Letter to Charlottesville Mayor
Dear fellow citizens of Williamsburg,
It is with great reluctance that I or my Council colleagues ever try to speak for others, but in light of recent events in a sister city of the Commonwealth, we felt it appropriate to express our concerns and reaffirm solidarity against the ugliness of hatred and to decry senseless violence on behalf of all Williamsburg. The following is a message sent earlier this evening to the Mayor of Charlottesville. You all may well be reading it before he, especially considering the immense challenges facing that community right now. Please know, that these reprehensible and horrific events could just as easily have occurred here.

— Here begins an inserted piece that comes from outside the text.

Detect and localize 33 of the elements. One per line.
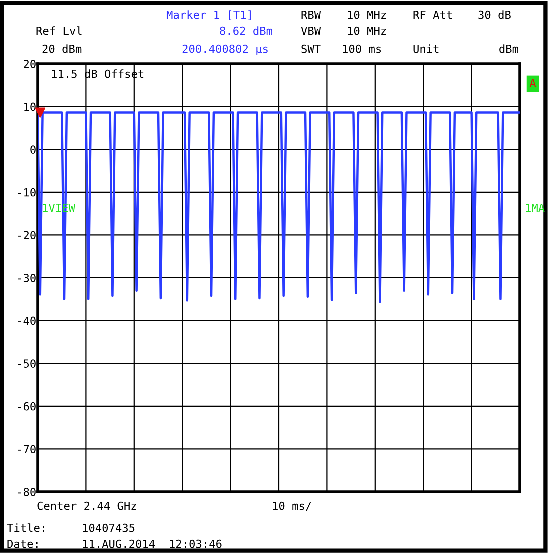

If you join us in moral recoil, then let us band together to be part of the solution to build bridges instead of fences; to love over hate; to seek peaceful discourse over violence; and to embrace all that is beautiful about the diversity of humanity.
Paul Freiling, Mayor
City of Williamsburg, Virginia
Office of the Mayor
Good evening Mayor Signer:
On behalf of my colleagues on the Williamsburg City Council, Scott Foster, Doug Pons, Barbara Ramsey, and Benny Zhang, and all of Williamsburg, our hearts go out to the victims of today's tragedy and their families. We admire and respect the courage of the people of Charlottesville, who looked hatred in the eye; stared it down; and rejected it with every ounce of their being. Additionally, we have the greatest admiration for the Charlottesville Police, Virginia State Police, Virginia National Guard, and all law enforcement and emergency response personnel who heroically handled incredibly delicate and volatile situations to protect the health, safety, and welfare of so many others, without which today's events most surely would have been unthinkably worse.
Please know that the residents of Williamsburg stand with the Charlottesville community and the entire nation in condemnation of the unspeakable bigotry that led to today's violence and tragedy. As much as we sympathize with you, we understand that we cannot look at this as an isolated incident; rather, it is symptomatic of an insidious infection. Healing one wound will not cure the disease. We need a comprehensive regimen of treatment to defeat it. Otherwise, we will continually deal with relapses until it is eradicated. Even then, it may still lurk in the shadows, under rocks, or deep in the dark souls of those consumed by evil.
If, when the time is right, you would be willing to convene a conversation about confronting this menace head on, I and my colleagues will do everything humanly possible to support that effort. Perhaps this is a conversation we could commence at VML or whenever appropriate.
In the meantime, best wishes to all of Charlottesville as you work through any residual protests and, subsequently, commence the healing process. Godspeed.